SCRIPTURE REFERENCES:
Luke 17:33, Matthew 10:29, Matthew 16:25, Mark 8:35, Luke 9:24, John 12:25; Luke 19:10.

For those without access to a Bible, many versions are available free online at Biblegateway.com.

Growing in Awkwardness, Growing in Love (or: Quoting Elvis to God)


When I first surrendered my life over to Christ, I found myself feeling through some very new emotions. The strangest of these, I realized after a few weeks, was that I’d really begun to love God. This may sound like something that would be very obvious to feel, but it took me completely by surprise. All my life, I’d heard about people loving God. And I did love God before I gave my life to Him. But I’d imagined it more formal, more stately. Like you’re on one end of the room, and God’s on the other. Like being around Him should give you the same joy as meeting the president or a king, and you should have great respect for Him.

Those feelings of respect never left me, but something much stronger surmounted them. I found growing in my heart a burning love for God, that was tangible and entirely human. Though there’s not a perfect way to describe it, it definitely did not feel like respecting someone from across the room – in fact it felt almost like dating someone. I can remember various short-term romances in high school, the excited feeling I’d get sitting alone with someone, the daydreamy way I’d write their names on the back of notebooks.  And that was really the way I’d begun to feel about God. I’d fall asleep thinking about Him; I’d be reminded of Him by different love songs on the radio. Always in my mind I was reminded of how close He was to me, how when I was in a room alone, I was really in a room alone with Him.

These feelings were so shocking to me that I worried I might have misunderstood the Gospel and crossed some kind of line somewhere. I thought that it was inappropriate that I feel so close and so connected with God. After all, He was an almighty God, and I was just a person. I apologized frequently, thinking I must be very disrespectful to feel like His friend or His spouse, putting aside the shock of His omniscience and omnipotence for more human emotions. I was convinced that these sort of romantic feelings were just something twisted in me, that God and Humankind were meant to be in their respective places, not mixed together, not experiencing all the strange, messy, confusing emotions that come from being in love with someone. Surely, a God so powerful and important and above me was not meant to be experienced like that.

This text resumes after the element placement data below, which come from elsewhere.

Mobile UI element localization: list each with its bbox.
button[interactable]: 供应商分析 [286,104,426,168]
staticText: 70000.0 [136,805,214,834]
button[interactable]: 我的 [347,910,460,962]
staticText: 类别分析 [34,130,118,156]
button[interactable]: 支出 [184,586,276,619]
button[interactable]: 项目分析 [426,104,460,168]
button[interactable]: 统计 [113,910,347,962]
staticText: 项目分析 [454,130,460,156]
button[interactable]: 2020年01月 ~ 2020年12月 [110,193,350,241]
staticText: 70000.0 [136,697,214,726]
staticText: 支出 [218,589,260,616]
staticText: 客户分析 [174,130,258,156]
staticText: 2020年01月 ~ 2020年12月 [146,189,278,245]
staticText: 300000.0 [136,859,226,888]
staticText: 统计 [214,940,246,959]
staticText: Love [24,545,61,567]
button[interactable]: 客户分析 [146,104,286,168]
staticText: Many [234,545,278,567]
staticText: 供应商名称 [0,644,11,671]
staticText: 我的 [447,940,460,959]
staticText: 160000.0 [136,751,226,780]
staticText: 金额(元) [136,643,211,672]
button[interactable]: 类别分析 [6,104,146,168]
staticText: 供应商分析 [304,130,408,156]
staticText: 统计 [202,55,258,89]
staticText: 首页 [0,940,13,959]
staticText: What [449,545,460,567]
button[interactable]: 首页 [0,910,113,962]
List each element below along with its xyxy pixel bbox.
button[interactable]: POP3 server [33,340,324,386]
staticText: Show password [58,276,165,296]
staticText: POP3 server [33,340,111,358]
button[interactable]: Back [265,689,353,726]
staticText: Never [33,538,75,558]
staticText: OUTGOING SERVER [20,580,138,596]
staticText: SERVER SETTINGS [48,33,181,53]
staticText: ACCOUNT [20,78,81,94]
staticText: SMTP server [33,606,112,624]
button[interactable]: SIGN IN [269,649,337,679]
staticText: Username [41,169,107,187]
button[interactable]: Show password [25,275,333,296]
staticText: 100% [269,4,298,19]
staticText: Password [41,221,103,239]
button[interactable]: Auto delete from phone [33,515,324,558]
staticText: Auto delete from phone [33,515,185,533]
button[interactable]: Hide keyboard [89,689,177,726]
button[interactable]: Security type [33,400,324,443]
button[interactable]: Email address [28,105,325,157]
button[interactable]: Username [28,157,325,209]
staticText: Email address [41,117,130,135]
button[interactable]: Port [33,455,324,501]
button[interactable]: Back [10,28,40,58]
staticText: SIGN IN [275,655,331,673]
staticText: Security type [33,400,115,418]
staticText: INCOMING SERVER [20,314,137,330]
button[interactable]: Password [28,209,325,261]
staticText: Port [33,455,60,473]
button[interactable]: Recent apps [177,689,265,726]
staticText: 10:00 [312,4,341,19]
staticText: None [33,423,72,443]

And boy was I wrong. The more I apologized to Him for thinking I was breaking a rule, the more I realized that He gets to make the rules, without any higher authority above Him dictating His etiquette. I realized with reading the scriptures that it is very much a romantic love, and just as messy and real  as any relationship we have on Earth.

When I think back to that time and the struggle of worrying that there was a “right” way to love Him that I was missing, I think of the words from Elvis: “Shall I stay? Would it be a sin? For I can’t help falling in love with you.”
Scriptures:
Rev. 3:20, John 3:29, Mark 2:19, Rev 21:2-3; Zechariah 16 is also excellent but you may want to use a study guide as it is parter of a longer, more complicated story.